Началось с заимствования основной терминологии. Термин «травелог» быстро прижился в филологической среде. Он сменил набивший оскомину «путевой очерк», поскольку не имел тех коннотаций незначительности, которые присутствовали и в жанровом определении «очерк», и в определении «путевой». Корень «логос» придавал литературе путешествий исключительное значение, а изучавшей его науке — статус глобального знания. Не исключено, что в каких-то небольших работах термин мог появляться и несколько раньше, но по-настоящему заметным он стал после выхода книги А. М. Эткинда «Толкование путешествий: Россия и Америка в травелогах и интертекстах» [Эткинд 2001]. Показательно, что новый термин вводился в русскоязычный оборот при посредничестве хорошо знакомого филологической общественности термина «интертекст». впрочем, соединение в заглавии травелога и интертекста указывало и на сущностный аспект книги: травелоги в ней были представлены мало; понятие «травелог» практически не разъяснялось, три четверти сюжетов сводились не к путешествиям между Россией и Соединенными Штатами, а к беллетристическим сюжетам, сближающим (иногда неявно) две страны.

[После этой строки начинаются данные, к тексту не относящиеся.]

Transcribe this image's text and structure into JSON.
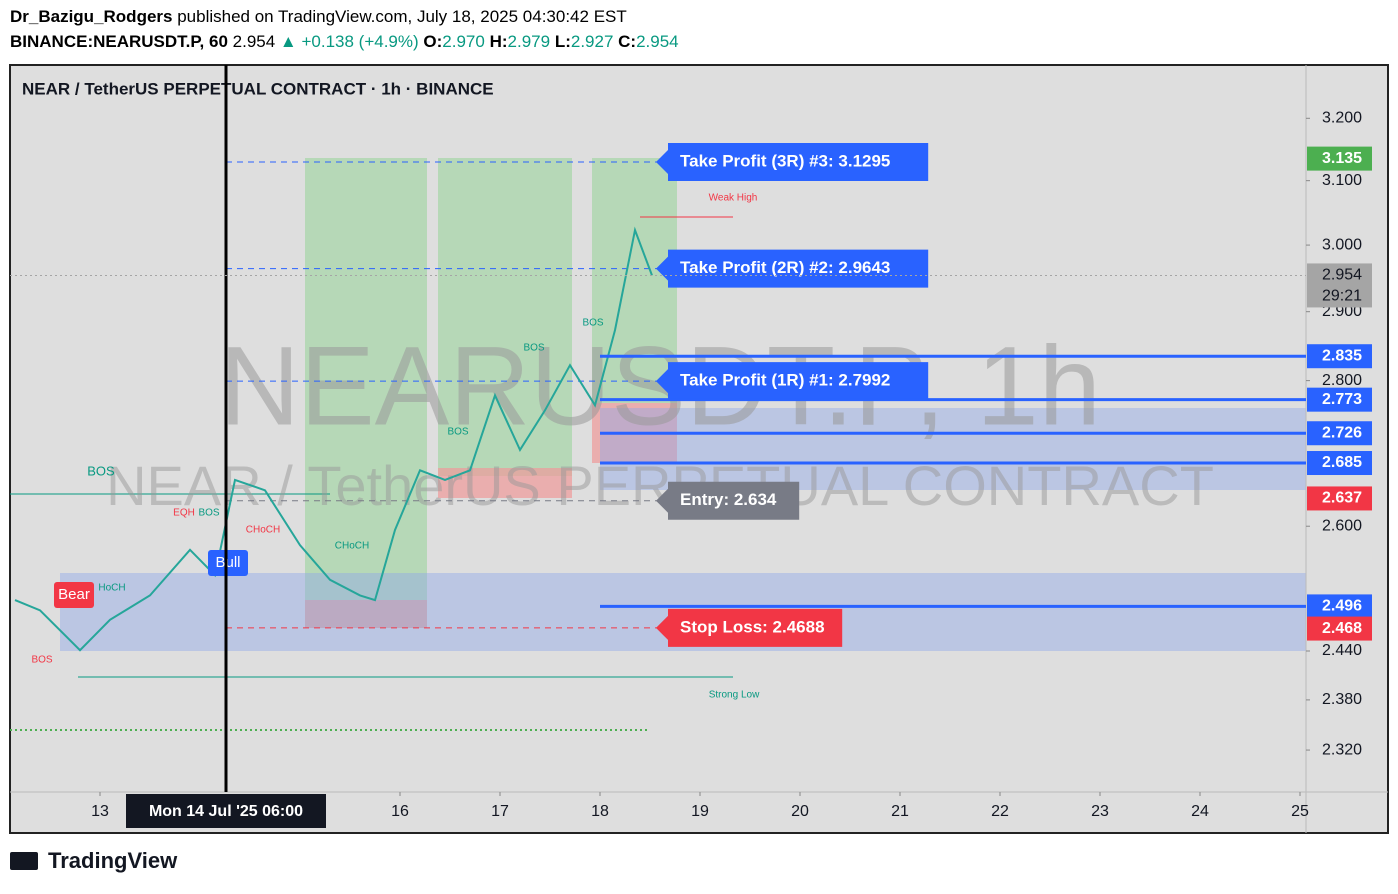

Найденное слово определило развитие традиции на русской почве. Употребление лексемы «травелог» стало знаковым: частое ее использование отличало сторонников новой традиции, полное неприятие — адептов старой. Впрочем, необходимость точного определения термина сразу разделило исследователей травелогов на две большие группы (такое же разделение существует и в западной науке с середины XX века). Сторонники широкого понимания термина считают травелогом любой литературный текст, в котором есть путешествие: от «Одиссеи» Гомера и «Путешествий Гулливера» Свифта до «Бармалея» Чуковского или толстовского «Гиперболоида инженера Гарина». Сторонники узкого понимания полагают, что травелог — это текст, созданный по следам реальной поездки, в котором маршрут становится основным фактором, влияющим на композицию и смыслы произведения. Здесь мы имеем дело с метатекстом, в котором параллельно разворачиваются реальное передвижение в пространстве и нарратив об этом передвижении. Я придерживаюсь узкого определения травелога. Травелоги в широком смысле целиком относятся к сфере беллетристики, поэтому их следует называть как-то иначе — географическим романом, литературой с географическим сюжетом. В некоторых случаях эта литература тесно соприкасается с литературой путешествий, а в других не имеет с ней ничего общего.
Вслед за травелогом были заимствованы термины «литература путешествий» [4], «взгляд другого» (с бахтинскими коннотациями понятия «другой») и «инаковость», «между-пространства» (in-between spaces) [5], а также ряд частных терминов, позволяющих анализировать композиции путешествий («отправление», «прибытие», «граница» и т.п.). Заимствовались и основные методы — прежде всего деконструкция, широко применяемая постколониализмом к изучаемым травелогам: например, исходной точкой анализа традиционных колониальных текстов становится представление о подавлении голоса колоний, захвате колонизатором права репрезентировать колонизируемых и говорить от их имени — так создается новый провокационный контекст, позволяющий читать традиционный текст о колонии совершенно иначе, чем его читали современники. На этом строится «Ориентализм» Саида [Саид 2006], анализ книг об Америке, написанных А. фон Гумбольдтом, у М. Л. Прэтт [Pratt 1992] или, скажем, анализ модернистских текстов, написанных западными писателями нацистских или коммунистических взглядов [Farley 2010].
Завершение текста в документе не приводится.